The Commodities Feed: Middle East risks linger
After the sell-off in oil last week, markets have opened slightly stronger today following further US and UK attacks against the Houthis over the weekend
Energy - Middle distillate support
The oil market saw a significant amount of weakness last week with ICE Brent selling off more than 7.4% which took it firmly back below US$80/bbl. Hopes of a ceasefire between Israel and Hamas drove some of this weakness. However, for now, a ceasefire does not appear imminent. A much stronger-than-expected US jobs report on Friday would also have added some pressure, calling into question whether the US Fed will start to cut rates anytime soon. However, this morning, oil has opened stronger after further US and UK attacks on the Houthis over the weekend, which the Houthis have said they will retaliate against. While, developments in the Red Sea are having an impact on some physical markets, on the whole, oil supply remains unaffected. Furthermore, the oil market is largely balanced in 1Q24 and OPEC is sitting on a large amount of spare capacity, leaving the market fairly comfortable. However, this could quickly change if tensions spread to other parts of the Middle East.
Middle distillates remain relatively well supported with the ICE gasoil crack remaining around the US$30/bbl level.
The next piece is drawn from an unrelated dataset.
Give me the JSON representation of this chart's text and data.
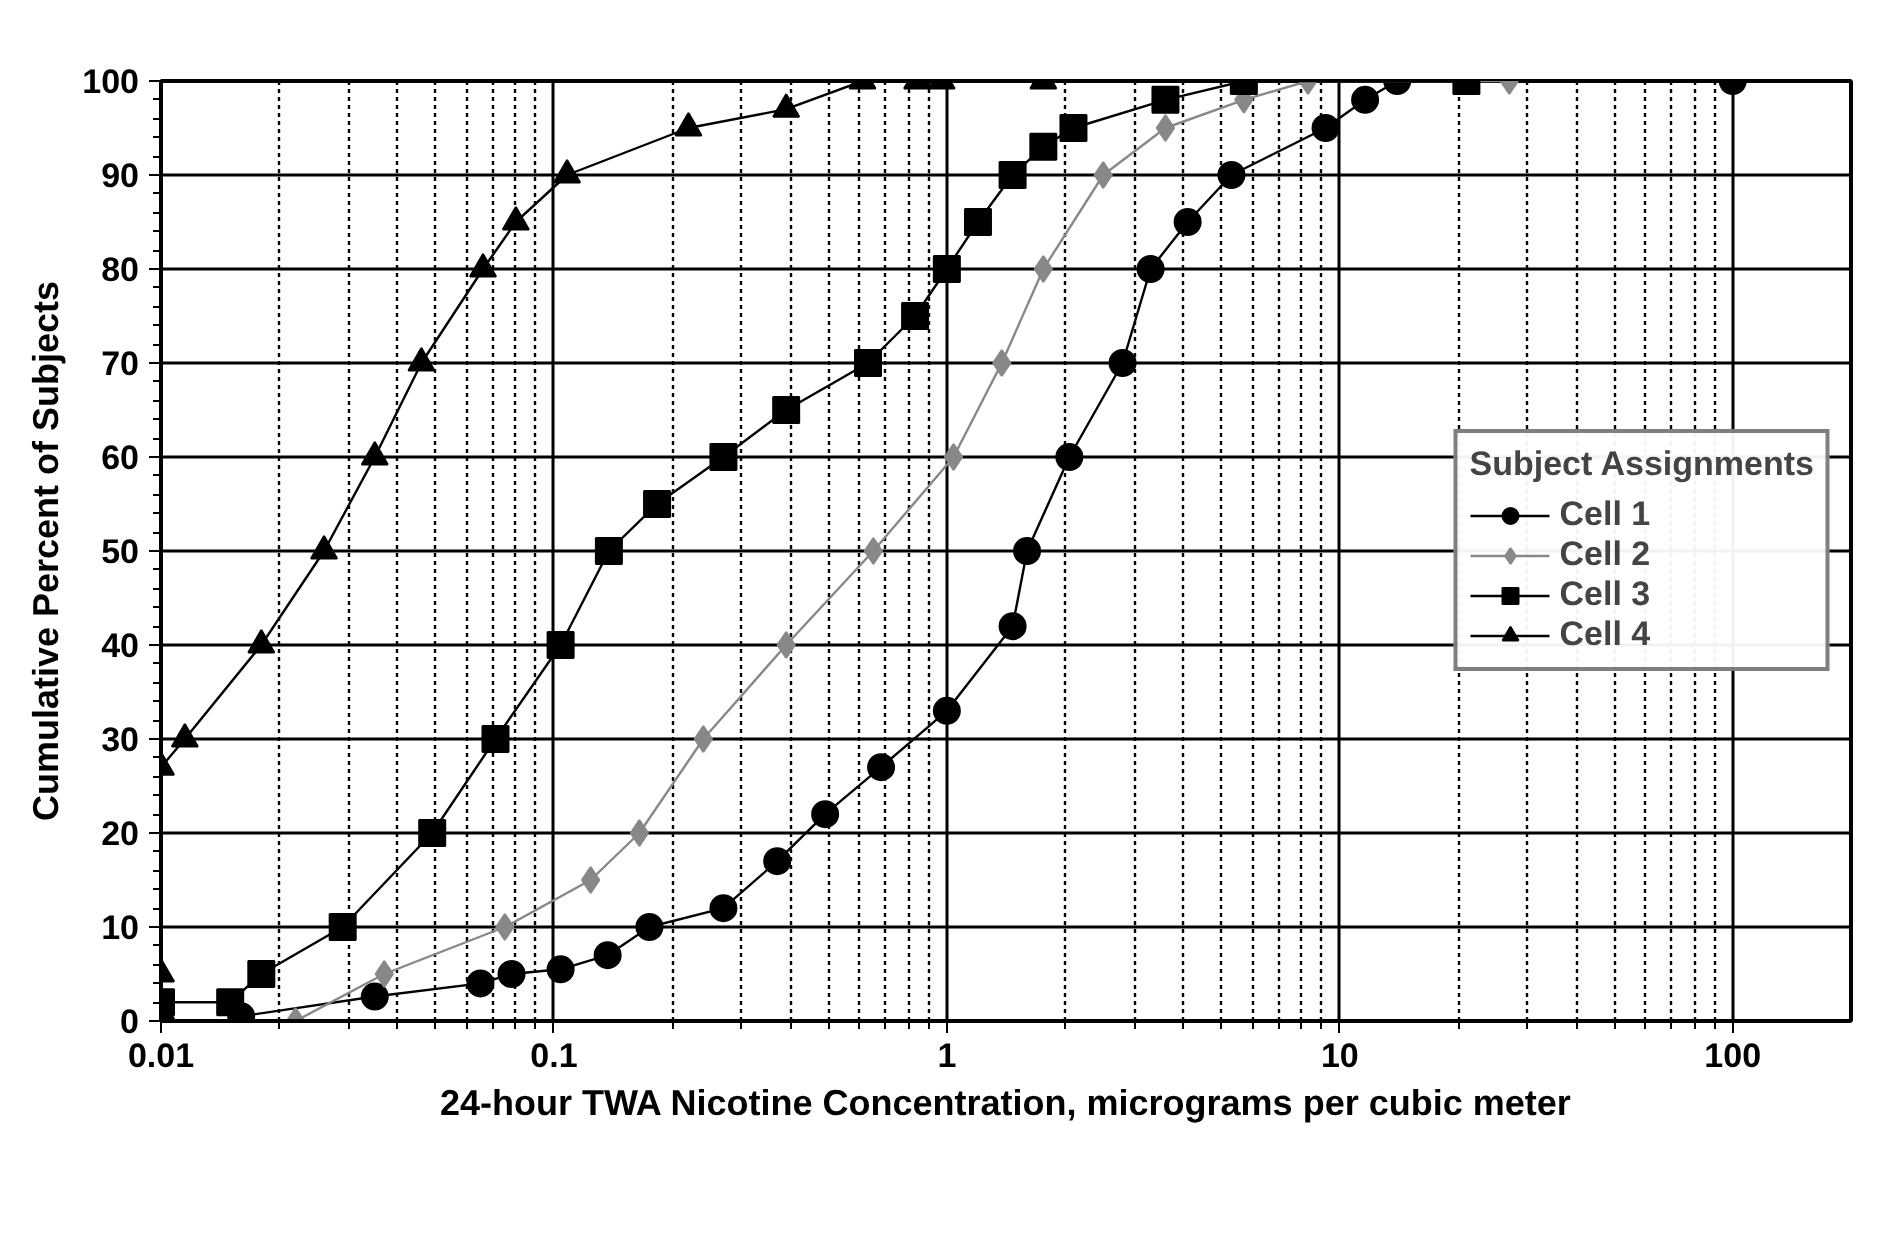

Longer shipping times for middle distillates from the Middle East and Asia into Europe are leading to some tightness in Europe. Europe has become increasingly reliant on middle distillates from Asia and the Middle East since the EU ban on Russian oil and refined products.
The latest positioning data shows that speculators increased their net long in ICE Brent by 53,269 lots over the last reporting week to 261,416 lots as of last Tuesday - the largest position held since September. However, given that the bulk of this move was made up of fresh buying and considering the price action in Brent since last Tuesday, it is likely that a large amount of these fresh longs have already liquidated.
While European natural gas prices have seen some strength recently, the market is likely to see limited upside. TTF continues to trade below EUR30/MWh and with storage more than 69% full (versus a 5-year average of 56%) we continue to believe that Europe will exit this heating season with very comfortable storage. In the absence of any supply shocks or demand spikes, we see further downside as we move towards the end of the heating season.
Metals – Metal inventories rise in China
Data from the Shanghai Futures Exchange (ShFE) shows that weekly inventories for all base metals rose over the last week. Copper weekly stocks jumped by 18,245 tonnes to 68,777 tonnes as of Friday, the highest since 21 July 2023. Among other metals, zinc inventories rose by 5,235 tonnes to 27,882 tonnes (the highest since the week ending on 1 December 2023), while aluminium and nickel stocks increased by 4.6% WoW and 3.3% WoW respectively at the end of last week.
The latest positioning data from the CFTC shows that managed money net longs in COMEX gold decreased by 4,639 lots over the last week to 71,976 lots as of 30 January, the lowest since the week ending 17 October 2023. The next release could show further selling, particularly after Friday’s strong US jobs report, which suggests that the Fed may keep rates higher for longer.